L'inspecteur se mit à compter sur ses doigts.

– C'était donc il y a dix mois. Vous m'expliquerez plus tard dans quelles circonstances, mais avant tout, qu'est-ce qui vous laisse penser que l'on va de nouveau menacer votre vie ?

– Vous ne m'avez pas bien entendu, on m'a tué cet été.

– Nous ne sommes que le 11 mai et vous m'avez l'air plutôt bien vivant...

– Je vous avais prévenu.

– Vous avez de sérieux problèmes d'expression pour un journaliste. Si je comprends bien ce que vous sous-entendez, vous êtes convaincu que l'on va vous assassiner le 9 juillet. Pourquoi cette date ?

– C'est encore plus complexe que cela...

Et Andrew fit le récit détaillé de ce qui lui était arrivé dans l'allée de River Park au matin du 9 juillet et de l'expérience invraisemblable qu'il vivait depuis lors.

Lorsqu'il eut terminé de parler, l'inspecteur siffla sa bière d'un trait et en commanda une autre.

– Je dois avoir un don pour attirer les affaires bizarres, ou alors une malédiction s'est abattue sur moi.

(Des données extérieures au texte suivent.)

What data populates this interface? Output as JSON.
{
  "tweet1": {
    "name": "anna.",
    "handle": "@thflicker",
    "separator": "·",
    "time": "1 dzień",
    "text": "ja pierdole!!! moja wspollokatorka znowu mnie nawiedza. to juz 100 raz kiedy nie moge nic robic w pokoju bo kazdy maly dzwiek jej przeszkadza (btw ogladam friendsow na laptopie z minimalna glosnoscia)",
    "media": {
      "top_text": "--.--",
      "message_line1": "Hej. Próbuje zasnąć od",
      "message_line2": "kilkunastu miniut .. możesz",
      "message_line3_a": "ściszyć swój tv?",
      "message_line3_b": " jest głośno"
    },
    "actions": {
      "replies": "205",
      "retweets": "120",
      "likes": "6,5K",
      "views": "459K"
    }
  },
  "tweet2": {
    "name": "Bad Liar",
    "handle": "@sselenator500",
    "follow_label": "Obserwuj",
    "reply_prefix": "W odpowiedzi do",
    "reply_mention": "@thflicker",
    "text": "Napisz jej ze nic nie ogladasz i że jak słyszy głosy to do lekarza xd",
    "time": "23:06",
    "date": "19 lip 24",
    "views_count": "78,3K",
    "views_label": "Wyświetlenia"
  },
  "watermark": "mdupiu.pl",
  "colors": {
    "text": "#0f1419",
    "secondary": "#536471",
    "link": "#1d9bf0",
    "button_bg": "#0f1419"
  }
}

– Pourquoi dites-vous cela ?

– Vous auriez du mal à comprendre...

– Au point où nous en sommes.

– Je vous en parlerai une autre fois. Bon, résumons, vous prétendez que vous avez été assassiné et que, aussitôt mort, vous auriez fait un saut de deux mois dans le passé. Vous avez fait un scanner pour vérifier que tout fonctionnait bien sous vos méninges ? demanda l'inspecteur sur un ton goguenard.

– Non.

– On devrait peut-être commencer par là. Vous avez peut-être un petit caillot bloqué quelque part dans le cerveau qui vous fait prendre des vessies pour des lanternes. J'ai une très bonne amie neurochirurgienne à San Francisco, une femme épatante, qui a vécu elle aussi des choses peu communes. Je peux lui passer un coup de fil, elle aura certainement un confrère new-yorkais à vous recommander.

– Si je vous disais que je peux vous raconter ce qui va se passer d'ici à juillet.

– Et en plus, vous seriez extralucide !

– Non, j'ai juste une excellente mémoire, je me souviens de ce que j'ai vécu au cours des deux derniers mois de ma vie.

– Excellent, voilà qui écarte un Alzheimer précoce. Sérieusement Stilman, vous croyez à ce que vous dites ?

Andrew resta silencieux, Pilguez lui tapota amicalement la main.

– Bien sûr que vous y croyez ! Et il fallait que ça tombe sur moi, qu'est-ce que j'ai pu faire au bon Dieu ?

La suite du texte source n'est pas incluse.